Wall Street Plunges as Tariff Shock Rattles Markets
Wall Street was gripped by fear again on Thursday, with the S&P 500 sliding 4.5% as President Donald Trump’s aggressive tariff policies reignited concerns of a prolonged US-China trade war.
After a historic buying wave just a day earlier, investor optimism was short-lived. The escalation of tariffs — now totaling 145% on Chinese imports — sent equities, the dollar, and oil prices plummeting, while Treasury yields spiked unexpectedly.
Trade War Concerns Replace Market Euphoria
Traders and analysts alike warned that the economic cycle is being disrupted, as the effective freezing of Chinese trade hits projections for earnings, hiring, and GDP growth.
“Investors are sobering up… a 10% base tariff will sting,” said Michael Bailey at FBB Capital Partners.
The dollar fell to near its lowest level since October. Treasury yields climbed, with 30-year yields jumping nine basis points to 4.8% — an unusual move during times of panic.
Recession Fears Resurface Amid Mixed Fed Signals
Trump’s tariffs are reviving recession fears, despite earlier reassurances. Analysts say the 90-day tariff pause might only delay further pain.

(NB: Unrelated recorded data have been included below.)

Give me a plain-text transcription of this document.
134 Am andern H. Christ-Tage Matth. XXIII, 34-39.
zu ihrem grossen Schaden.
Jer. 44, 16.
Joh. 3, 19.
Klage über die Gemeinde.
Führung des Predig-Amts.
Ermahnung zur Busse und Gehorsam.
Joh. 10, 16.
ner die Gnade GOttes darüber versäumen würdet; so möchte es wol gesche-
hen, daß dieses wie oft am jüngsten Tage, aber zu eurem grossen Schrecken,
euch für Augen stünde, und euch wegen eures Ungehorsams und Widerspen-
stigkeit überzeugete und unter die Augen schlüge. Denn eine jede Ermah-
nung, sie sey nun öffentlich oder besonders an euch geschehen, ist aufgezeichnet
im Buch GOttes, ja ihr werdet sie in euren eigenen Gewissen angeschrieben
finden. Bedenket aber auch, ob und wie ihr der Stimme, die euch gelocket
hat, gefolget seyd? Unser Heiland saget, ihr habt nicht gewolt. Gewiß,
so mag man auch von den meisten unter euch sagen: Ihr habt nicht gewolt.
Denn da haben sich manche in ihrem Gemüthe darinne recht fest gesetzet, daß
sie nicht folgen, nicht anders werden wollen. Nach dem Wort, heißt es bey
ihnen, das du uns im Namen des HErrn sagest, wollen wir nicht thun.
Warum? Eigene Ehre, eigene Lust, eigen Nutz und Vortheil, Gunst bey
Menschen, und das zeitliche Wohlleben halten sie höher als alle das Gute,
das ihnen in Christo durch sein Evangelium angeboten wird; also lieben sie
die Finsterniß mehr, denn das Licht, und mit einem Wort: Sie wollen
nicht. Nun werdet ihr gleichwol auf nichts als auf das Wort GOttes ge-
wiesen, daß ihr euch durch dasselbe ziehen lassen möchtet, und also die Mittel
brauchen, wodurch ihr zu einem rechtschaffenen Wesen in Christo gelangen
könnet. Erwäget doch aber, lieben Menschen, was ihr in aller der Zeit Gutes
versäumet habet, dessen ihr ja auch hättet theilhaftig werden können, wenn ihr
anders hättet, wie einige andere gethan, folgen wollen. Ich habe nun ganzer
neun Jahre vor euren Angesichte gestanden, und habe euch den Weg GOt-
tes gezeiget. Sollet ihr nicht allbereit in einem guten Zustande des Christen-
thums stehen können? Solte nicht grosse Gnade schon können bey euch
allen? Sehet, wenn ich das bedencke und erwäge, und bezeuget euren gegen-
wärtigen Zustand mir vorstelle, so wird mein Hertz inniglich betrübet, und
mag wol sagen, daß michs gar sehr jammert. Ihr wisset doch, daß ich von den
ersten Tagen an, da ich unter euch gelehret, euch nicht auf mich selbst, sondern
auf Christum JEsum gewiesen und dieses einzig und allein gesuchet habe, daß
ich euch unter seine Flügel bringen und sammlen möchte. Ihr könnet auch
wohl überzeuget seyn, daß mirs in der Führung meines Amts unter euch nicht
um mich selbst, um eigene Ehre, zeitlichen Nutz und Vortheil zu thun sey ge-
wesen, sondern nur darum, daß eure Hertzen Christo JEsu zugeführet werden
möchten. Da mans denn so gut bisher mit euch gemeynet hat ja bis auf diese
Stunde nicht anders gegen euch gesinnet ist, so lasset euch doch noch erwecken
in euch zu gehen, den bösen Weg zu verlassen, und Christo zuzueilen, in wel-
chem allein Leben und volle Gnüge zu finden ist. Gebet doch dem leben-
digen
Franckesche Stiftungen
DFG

“Volatility works in both directions — and it’s far from over,” said Nathan Thooft of Manulife Investment Management.
Even as US inflation data came in cooler for March, economists warn that tariff-driven inflation could build in coming months, placing more pressure on consumers and potentially the Federal Reserve to act.
China Retaliates, Deepening the Market Crisis
China quickly responded to Trump’s tariff hike with new levies of its own. As global trade partners dig in, Wall Street is pricing in a deeper and longer standoff.
“China read the ‘Trump fold’ as a sign of US weakness,” noted Nicolas Oudin of Gavekal Research.
Markets that had barely avoided bear territory in recent weeks are now bracing for prolonged uncertainty.
Companies Sound Alarm on Planning and Earnings
Corporate America is also reacting. Used-car giant CarMax delayed its financial roadmap, citing rising uncertainty. Novavax Inc. tumbled after a federal official questioned the strength of its Covid vaccine.
Other firms have warned that the trade war is making long-term planning “impossible.”
What’s Next for Wall Street?
Analysts at Goldman Sachs and SocGen have slashed S&P 500 targets, and Fed officials are split on how to react.
“A healthy drop in inflation is fine, but not if it’s due to cratering demand,” warned Bret Kenwell at eToro.
If current trends hold, Wall Street could end the year in the red — unless diplomatic breakthroughs shift sentiment.